I feel my way around the room using my fingertips and duck under the curtain to stand by the window. I can’t see the light, but I’m drawn to it anyway. Perhaps I am turning into a plant.

A plant, or a deep-sea creature. There are fish in the depths of the ocean who’ve lived without light for so many generations that their eyes have atrophied. They swim around in the cold dark, and they don’t even know that it’s cold, or that it’s dark.

I remember reading about it in one of the nature books in the school library, staring at the pictures of their blind eyes and their great yawning needle-toothed mouths. I used to be interested in things like that when I was small, when the world was big and strange.

A sound shatters the silence. It’s my phone ringing. I turn away from the window and fumble for it, but I’m too late to pick up the call, and I can’t see the screen to find out who it was. I run my fingers over the screen, as though I could read it by touch alone.

I wonder if I still have fingerprints.

I wait for the phone to ring again.

It doesn’t. Eventually, I go back to the window.

I wonder what people passing in the street will think of the eyeless girl on the first floor. If they’ll mistake me for a mannequin, a Halloween mask. If they’ll see me at all.


There’s a tap at the door. Voices outside. I hear them as though I’m underwater. They sound distorted, further away than I know they are.

“Maybe she went on holiday?”

It’s a man’s voice. Someone I know, I think, but I can’t put a name to it. Mark? Martin? I want to call out to him. I open my mouth—

I don’t open my mouth.

I have no mouth. I make a sound somewhere in my throat; a low, dying-animal sound.

Another voice answers him. “Could be. Look at all the post in the hallway—she’s obviously not here.”

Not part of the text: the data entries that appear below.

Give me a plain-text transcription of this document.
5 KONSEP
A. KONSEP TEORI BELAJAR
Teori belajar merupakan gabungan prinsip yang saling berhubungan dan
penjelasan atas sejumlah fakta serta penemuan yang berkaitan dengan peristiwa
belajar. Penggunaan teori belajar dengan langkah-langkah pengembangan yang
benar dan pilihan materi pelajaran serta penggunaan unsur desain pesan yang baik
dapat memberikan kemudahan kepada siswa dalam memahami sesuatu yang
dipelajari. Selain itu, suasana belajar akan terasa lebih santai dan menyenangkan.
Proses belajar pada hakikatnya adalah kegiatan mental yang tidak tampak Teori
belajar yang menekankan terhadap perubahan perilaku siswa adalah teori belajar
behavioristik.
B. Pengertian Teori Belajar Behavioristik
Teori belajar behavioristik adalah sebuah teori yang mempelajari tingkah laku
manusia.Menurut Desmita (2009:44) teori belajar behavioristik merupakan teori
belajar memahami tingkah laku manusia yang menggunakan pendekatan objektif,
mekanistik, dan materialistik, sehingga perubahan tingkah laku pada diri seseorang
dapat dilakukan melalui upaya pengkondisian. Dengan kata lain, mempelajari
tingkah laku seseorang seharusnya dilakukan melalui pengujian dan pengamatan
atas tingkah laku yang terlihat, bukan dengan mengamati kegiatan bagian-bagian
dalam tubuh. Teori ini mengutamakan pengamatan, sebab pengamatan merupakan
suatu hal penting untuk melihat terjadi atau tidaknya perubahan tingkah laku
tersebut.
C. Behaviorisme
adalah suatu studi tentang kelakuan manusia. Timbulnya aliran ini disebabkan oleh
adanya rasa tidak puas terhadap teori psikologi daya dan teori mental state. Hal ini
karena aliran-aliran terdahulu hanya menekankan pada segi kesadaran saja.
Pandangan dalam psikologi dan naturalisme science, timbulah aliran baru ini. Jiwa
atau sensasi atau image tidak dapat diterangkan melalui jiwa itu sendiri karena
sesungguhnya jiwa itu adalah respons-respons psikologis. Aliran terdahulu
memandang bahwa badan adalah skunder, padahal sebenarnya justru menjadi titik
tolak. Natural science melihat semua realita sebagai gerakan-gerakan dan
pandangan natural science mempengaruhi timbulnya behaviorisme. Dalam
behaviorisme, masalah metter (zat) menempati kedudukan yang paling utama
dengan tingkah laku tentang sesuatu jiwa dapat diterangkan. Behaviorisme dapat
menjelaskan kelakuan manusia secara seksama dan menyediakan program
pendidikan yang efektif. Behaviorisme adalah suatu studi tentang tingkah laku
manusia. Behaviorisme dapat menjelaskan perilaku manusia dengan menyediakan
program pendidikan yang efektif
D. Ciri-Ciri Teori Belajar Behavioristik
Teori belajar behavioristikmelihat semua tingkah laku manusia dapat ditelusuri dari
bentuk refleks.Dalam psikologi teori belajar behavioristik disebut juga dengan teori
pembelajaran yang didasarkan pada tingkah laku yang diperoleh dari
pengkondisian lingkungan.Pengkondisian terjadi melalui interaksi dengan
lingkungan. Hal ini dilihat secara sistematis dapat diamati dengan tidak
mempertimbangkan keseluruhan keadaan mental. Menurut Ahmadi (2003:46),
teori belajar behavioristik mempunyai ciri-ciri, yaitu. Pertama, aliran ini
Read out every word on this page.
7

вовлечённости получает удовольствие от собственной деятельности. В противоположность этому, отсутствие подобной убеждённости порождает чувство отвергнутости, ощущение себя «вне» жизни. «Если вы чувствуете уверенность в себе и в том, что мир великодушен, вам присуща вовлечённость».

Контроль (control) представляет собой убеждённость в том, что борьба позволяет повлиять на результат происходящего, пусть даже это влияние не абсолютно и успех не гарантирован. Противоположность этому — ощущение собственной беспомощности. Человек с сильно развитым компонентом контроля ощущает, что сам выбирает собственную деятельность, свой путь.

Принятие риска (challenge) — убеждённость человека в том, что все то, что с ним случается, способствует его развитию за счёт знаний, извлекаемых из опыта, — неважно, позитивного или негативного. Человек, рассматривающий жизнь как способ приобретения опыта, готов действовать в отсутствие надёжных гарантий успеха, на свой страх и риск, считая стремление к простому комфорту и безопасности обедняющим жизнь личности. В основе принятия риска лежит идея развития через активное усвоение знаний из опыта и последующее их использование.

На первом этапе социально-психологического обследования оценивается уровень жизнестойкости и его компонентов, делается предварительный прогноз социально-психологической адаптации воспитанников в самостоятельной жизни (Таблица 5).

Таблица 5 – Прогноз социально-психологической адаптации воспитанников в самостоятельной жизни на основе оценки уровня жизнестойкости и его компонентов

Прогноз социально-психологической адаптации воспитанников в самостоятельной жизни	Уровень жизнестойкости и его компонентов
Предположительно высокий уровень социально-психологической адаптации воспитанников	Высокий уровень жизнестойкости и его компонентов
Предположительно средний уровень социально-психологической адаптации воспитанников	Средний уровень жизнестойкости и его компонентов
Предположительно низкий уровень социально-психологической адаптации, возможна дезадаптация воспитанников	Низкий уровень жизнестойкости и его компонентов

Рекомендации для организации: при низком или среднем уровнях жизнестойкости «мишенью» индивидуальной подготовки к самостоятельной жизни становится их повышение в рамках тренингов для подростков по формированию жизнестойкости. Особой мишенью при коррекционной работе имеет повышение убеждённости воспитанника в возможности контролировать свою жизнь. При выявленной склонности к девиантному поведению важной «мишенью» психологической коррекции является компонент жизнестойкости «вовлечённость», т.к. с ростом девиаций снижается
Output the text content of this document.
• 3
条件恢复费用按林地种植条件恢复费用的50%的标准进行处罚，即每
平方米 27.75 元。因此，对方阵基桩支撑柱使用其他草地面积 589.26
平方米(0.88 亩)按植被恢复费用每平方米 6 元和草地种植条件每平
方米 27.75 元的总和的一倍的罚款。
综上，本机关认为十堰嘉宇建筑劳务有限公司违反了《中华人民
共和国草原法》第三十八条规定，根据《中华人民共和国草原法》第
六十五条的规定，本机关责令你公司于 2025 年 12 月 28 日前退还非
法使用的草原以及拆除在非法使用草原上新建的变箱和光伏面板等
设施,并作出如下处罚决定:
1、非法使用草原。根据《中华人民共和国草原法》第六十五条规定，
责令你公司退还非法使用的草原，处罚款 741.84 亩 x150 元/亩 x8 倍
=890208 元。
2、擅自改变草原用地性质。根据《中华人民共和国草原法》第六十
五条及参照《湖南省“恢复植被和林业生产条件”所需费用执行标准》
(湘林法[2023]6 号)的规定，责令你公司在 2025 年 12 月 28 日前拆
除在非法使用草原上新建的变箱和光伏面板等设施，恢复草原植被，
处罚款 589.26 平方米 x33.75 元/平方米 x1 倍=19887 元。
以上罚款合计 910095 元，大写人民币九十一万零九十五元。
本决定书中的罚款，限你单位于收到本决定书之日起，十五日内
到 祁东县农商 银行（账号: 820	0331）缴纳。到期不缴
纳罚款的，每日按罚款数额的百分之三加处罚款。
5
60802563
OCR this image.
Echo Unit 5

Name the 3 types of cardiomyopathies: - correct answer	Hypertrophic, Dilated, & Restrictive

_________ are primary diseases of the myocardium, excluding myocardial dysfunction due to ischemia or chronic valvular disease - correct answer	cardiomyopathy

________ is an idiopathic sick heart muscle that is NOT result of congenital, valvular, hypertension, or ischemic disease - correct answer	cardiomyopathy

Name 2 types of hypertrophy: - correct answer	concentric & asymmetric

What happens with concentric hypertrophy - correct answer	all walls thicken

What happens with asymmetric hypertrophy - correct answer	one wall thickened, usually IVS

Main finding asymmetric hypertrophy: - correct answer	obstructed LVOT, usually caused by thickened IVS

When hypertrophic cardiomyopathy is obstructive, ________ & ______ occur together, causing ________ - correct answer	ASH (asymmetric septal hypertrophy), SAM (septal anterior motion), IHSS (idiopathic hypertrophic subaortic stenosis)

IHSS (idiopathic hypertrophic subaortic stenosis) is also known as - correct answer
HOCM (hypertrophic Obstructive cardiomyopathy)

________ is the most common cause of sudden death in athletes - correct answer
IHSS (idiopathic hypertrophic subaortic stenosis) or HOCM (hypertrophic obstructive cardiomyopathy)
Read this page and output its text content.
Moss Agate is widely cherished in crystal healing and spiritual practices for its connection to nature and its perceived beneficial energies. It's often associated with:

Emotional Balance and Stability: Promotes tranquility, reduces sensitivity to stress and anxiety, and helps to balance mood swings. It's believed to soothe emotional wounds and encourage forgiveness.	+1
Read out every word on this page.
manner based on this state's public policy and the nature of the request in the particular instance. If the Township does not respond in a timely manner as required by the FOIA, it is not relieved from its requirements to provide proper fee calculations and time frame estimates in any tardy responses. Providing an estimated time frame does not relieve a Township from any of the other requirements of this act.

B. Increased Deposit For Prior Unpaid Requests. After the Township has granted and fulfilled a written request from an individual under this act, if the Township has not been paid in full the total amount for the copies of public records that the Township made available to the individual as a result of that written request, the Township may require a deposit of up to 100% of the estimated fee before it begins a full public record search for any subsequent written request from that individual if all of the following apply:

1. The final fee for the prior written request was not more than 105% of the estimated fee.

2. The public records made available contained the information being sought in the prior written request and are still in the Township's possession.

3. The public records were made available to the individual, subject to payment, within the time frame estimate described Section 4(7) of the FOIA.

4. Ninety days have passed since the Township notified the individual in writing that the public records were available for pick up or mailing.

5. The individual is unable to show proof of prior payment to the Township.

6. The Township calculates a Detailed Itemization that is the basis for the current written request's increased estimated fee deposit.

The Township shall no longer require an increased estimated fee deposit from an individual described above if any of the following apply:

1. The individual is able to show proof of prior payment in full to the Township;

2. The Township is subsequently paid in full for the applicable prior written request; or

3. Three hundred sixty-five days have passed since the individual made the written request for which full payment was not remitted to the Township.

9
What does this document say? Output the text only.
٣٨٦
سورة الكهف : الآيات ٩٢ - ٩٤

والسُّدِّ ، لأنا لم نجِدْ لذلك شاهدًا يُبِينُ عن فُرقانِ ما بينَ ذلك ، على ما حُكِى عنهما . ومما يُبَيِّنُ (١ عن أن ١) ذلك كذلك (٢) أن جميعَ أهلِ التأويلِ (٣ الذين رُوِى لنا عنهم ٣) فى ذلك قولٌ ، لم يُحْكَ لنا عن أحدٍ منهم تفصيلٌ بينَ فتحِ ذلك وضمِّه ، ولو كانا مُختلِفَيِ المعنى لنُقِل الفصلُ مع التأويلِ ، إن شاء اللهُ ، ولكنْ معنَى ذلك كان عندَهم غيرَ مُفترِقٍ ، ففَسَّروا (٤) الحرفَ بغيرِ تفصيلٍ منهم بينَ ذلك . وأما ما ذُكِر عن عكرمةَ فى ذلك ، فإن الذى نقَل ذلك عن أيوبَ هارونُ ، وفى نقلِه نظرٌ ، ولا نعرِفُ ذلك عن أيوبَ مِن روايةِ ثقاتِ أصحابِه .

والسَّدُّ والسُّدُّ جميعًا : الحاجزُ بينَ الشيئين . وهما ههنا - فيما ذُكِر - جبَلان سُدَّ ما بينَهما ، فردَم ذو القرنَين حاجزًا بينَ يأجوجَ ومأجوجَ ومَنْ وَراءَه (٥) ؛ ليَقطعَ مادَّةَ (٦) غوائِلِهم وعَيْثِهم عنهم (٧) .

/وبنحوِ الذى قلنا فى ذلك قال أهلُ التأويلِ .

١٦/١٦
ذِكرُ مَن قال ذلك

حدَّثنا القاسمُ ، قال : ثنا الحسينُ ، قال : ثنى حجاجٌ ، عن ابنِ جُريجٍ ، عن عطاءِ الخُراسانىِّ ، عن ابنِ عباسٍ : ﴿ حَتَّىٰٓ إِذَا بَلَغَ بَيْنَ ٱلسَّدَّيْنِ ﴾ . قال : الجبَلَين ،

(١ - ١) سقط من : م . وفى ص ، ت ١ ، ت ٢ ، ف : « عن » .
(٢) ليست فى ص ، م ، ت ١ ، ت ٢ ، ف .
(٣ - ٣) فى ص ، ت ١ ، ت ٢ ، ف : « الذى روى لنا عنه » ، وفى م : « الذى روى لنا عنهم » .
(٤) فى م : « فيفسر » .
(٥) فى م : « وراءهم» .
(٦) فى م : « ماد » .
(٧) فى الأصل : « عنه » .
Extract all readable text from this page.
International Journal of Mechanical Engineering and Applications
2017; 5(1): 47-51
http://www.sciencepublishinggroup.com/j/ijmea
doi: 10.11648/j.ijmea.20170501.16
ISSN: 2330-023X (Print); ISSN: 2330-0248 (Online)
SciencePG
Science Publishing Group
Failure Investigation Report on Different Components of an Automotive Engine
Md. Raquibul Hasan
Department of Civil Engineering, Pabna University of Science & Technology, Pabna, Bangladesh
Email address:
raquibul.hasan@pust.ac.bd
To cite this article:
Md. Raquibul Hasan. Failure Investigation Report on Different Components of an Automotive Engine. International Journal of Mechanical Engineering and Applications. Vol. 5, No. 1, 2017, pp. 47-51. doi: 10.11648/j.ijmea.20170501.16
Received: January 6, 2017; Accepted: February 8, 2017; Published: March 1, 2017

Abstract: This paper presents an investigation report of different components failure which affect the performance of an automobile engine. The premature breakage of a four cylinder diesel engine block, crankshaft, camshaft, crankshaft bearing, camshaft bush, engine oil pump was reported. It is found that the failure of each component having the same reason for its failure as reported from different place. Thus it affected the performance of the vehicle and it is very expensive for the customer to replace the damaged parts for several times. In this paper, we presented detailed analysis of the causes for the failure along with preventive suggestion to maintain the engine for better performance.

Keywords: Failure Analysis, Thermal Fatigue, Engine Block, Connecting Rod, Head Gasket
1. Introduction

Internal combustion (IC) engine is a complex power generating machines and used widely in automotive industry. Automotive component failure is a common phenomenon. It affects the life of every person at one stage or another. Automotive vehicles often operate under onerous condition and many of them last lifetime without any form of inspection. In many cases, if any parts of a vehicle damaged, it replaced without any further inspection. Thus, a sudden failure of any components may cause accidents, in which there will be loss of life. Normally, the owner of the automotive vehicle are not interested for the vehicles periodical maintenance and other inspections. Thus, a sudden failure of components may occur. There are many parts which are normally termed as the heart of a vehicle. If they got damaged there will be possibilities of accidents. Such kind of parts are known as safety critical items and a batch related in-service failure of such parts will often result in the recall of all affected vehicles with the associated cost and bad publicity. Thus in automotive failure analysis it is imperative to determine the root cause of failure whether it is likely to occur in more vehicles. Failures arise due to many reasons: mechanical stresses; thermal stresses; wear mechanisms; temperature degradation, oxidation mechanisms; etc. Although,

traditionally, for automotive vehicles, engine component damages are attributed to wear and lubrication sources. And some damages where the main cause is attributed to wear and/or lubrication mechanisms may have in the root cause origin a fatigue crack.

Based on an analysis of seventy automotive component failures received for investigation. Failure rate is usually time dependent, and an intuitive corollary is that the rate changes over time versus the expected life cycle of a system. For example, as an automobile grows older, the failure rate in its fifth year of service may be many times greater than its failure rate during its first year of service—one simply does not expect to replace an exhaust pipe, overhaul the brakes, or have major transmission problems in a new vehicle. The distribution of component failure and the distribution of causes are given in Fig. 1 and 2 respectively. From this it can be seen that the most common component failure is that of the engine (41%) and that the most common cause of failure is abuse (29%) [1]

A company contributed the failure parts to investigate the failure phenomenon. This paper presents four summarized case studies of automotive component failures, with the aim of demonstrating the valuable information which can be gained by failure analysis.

I get to my feet and shuffle towards the door. The voices are growing quieter. Footsteps recede down the corridor. I scrabble at the doorknob but can’t grasp it. My fingers feel stiff, as though the joints have fused together.

The thought distracts me; and as the voices fade away, I can’t remember why I wanted to speak to them.


There is a long silence.

After a while, I find my way back to the window. I move slowly, my legs heavy. When I get to the window, I rest my cheek against the cool glass of the pane, and it feels like home.

I can’t tell if there’s anybody in the street, if anybody sees me.

The phone doesn’t ring. Nobody else comes to the door.

It occurs to me, in a roundabout kind of a way, that maybe I was never here.